[<prev] [next>] [<thread-prev] [day] [month] [year] [list]
Message-ID: <20251018195730.GJ3419281@noisy.programming.kicks-ass.net>
Date: Sat, 18 Oct 2025 21:57:30 +0200
From: Peter Zijlstra <peterz@...radead.org>
To: "Luis Claudio R. Goncalves" <lgoncalv@...hat.com>
Cc: Ingo Molnar <mingo@...hat.com>, Juri Lelli <juri.lelli@...hat.com>,
Phil Auld <pauld@...hat.com>,
Valentin Schneider <vschneid@...hat.com>,
Steven Rostedt <rostedt@...dmis.org>,
Vincent Guittot <vincent.guittot@...aro.org>,
Dietmar Eggemann <dietmar.eggemann@....com>,
Ben Segall <bsegall@...gle.com>, Mel Gorman <mgorman@...e.de>,
Shizhao Chen <shichen@...hat.com>, linux-kernel@...r.kernel.org,
Omar Sandoval <osandov@...com>, Xuewen Yan <xuewen.yan@...soc.com>
Subject: Re: sched: update_entity_lag does not handle corner case with task
in PI chain
On Sat, Oct 18, 2025 at 08:34:52AM -0300, Luis Claudio R. Goncalves wrote:
> Hello!
>
> While running sched_group_migration test from CKI repository[1], which
What's a CKI ?
> migrates tasks between cpusets, Shizhao Chen reports hitting the warning
> in update_entity_lag():
>
> WARN_ON_ONCE(!se->on_rq);
>
> In short, update_entity_lag() is acting on a task that is waiting on a lock,
> sleeping, with both on_rq and se->on_rq equal to zero.
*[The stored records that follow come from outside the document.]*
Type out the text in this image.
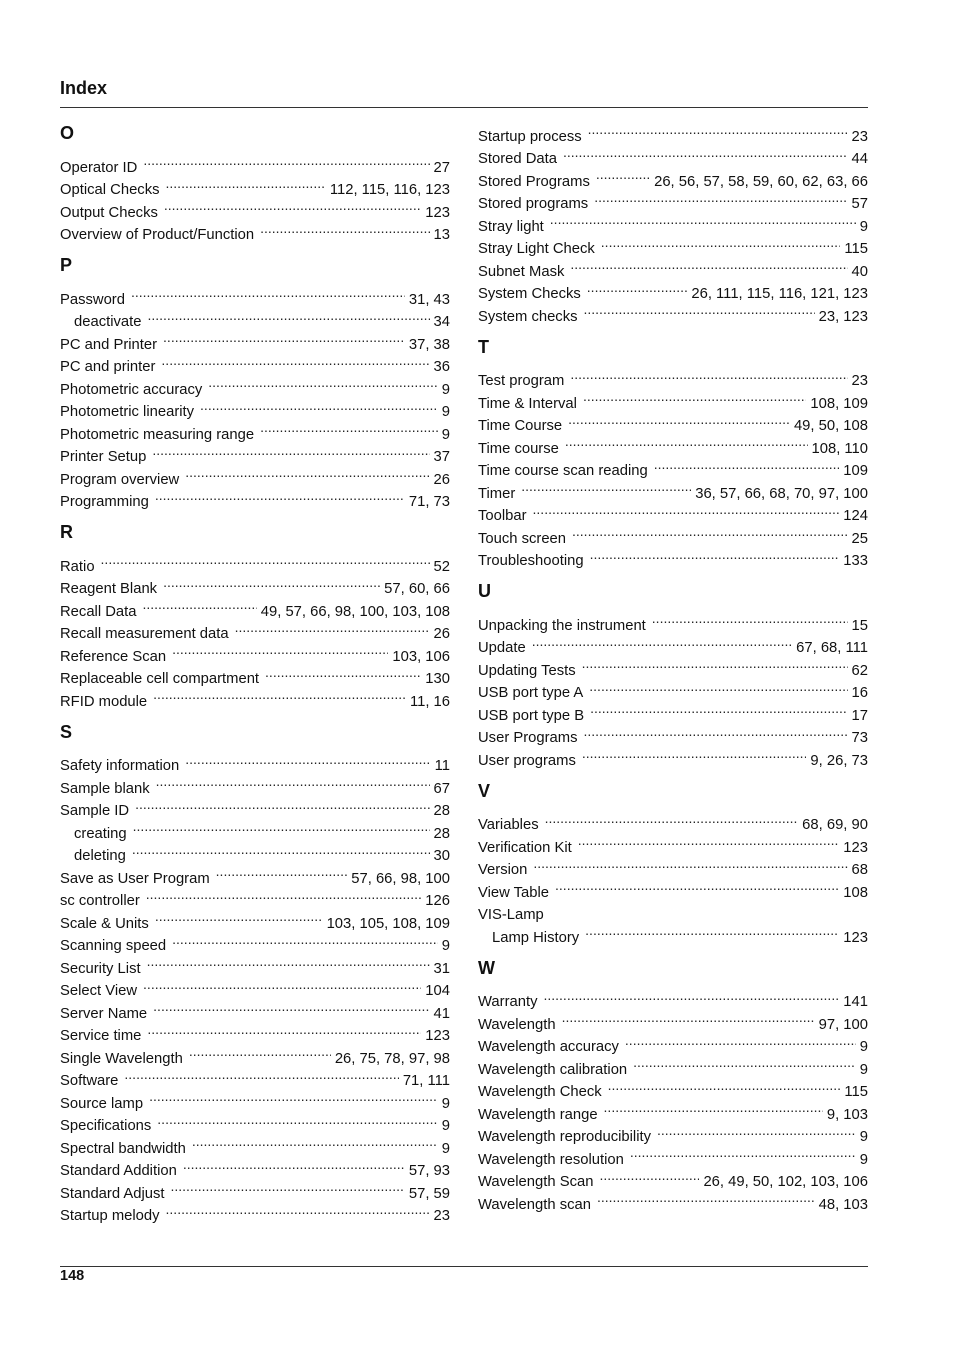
Index
O
Operator ID .....	27
Optical Checks .....	112, 115, 116, 123
Output Checks .....	123
Overview of Product/Function .....	13
P
Password .....	31, 43
deactivate .....	34
PC and Printer .....	37, 38
PC and printer .....	36
Photometric accuracy .....	9
Photometric linearity .....	9
Photometric measuring range .....	9
Printer Setup .....	37
Program overview .....	26
Programming .....	71, 73
R
Ratio .....	52
Reagent Blank .....	57, 60, 66
Recall Data .....	49, 57, 66, 98, 100, 103, 108
Recall measurement data .....	26
Reference Scan .....	103, 106
Replaceable cell compartment .....	130
RFID module .....	11, 16
S
Safety information .....	11
Sample blank .....	67
Sample ID .....	28
creating .....	28
deleting .....	30
Save as User Program .....	57, 66, 98, 100
sc controller .....	126
Scale & Units .....	103, 105, 108, 109
Scanning speed .....	9
Security List .....	31
Select View .....	104
Server Name .....	41
Service time .....	123
Single Wavelength .....	26, 75, 78, 97, 98
Software .....	71, 111
Source lamp .....	9
Specifications .....	9
Spectral bandwidth .....	9
Standard Addition .....	57, 93
Standard Adjust .....	57, 59
Startup melody .....	23
Startup process .....	23
Stored Data .....	44
Stored Programs .....	26, 56, 57, 58, 59, 60, 62, 63, 66
Stored programs .....	57
Stray light .....	9
Stray Light Check .....	115
Subnet Mask .....	40
System Checks .....	26, 111, 115, 116, 121, 123
System checks .....	23, 123
T
Test program .....	23
Time & Interval .....	108, 109
Time Course .....	49, 50, 108
Time course .....	108, 110
Time course scan reading .....	109
Timer .....	36, 57, 66, 68, 70, 97, 100
Toolbar .....	124
Touch screen .....	25
Troubleshooting .....	133
U
Unpacking the instrument .....	15
Update .....	67, 68, 111
Updating Tests .....	62
USB port type A .....	16
USB port type B .....	17
User Programs .....	73
User programs .....	9, 26, 73
V
Variables .....	68, 69, 90
Verification Kit .....	123
Version .....	68
View Table .....	108
VIS-Lamp
Lamp History .....	123
W
Warranty .....	141
Wavelength .....	97, 100
Wavelength accuracy .....	9
Wavelength calibration .....	9
Wavelength Check .....	115
Wavelength range .....	9, 103
Wavelength reproducibility .....	9
Wavelength resolution .....	9
Wavelength Scan .....	26, 49, 50, 102, 103, 106
Wavelength scan .....	48, 103
148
You can't get to where you are with p->on_rq being zero.
> When a stalled RCU grace period occurs, rcu_boost_kthread() is called. If an
> rt_mutex is involved in the process, rt_mutex_setprio() is called and may
> eventually walk down a Priority Inheritance chain, adjusting the priorities
> of the waiters in the chain. In such cases update_entity_lag() may be called.
>
> What is the expected behavior for this case, to bail out of update_entity_lag()
> or avoid calling the function entirely?
>
>
> --[ Additional Notes:
>
> Reproducing the Problem:
>
> - Install sched_group_migration[1] and run it on a loop.
> (while : ; do runtest.sh; done)
> - In my experience, running the test with 4 CPUs reproduces the problem
> within 15 minutes. Setting "nr_cpus=4 max_cpus=4" on boot does the trick.
>
>
> The scenario below is a simplification of the cases I observed while
> investigating the problem:
>
> CPUn CPUx
>
> task01 has rcu-state lock
> contends on another lock
> (goes to sleep)
> --> on_rq=0 se.on_rq=0
> rcub/x contends on rcu-state lock
> rcu_boost_kthread()
> rt_set_prio()
> update_entity_lag(task01->se)
> WARNING()
There is a whole lot wrong with this, firstly there is no rt_set_prio()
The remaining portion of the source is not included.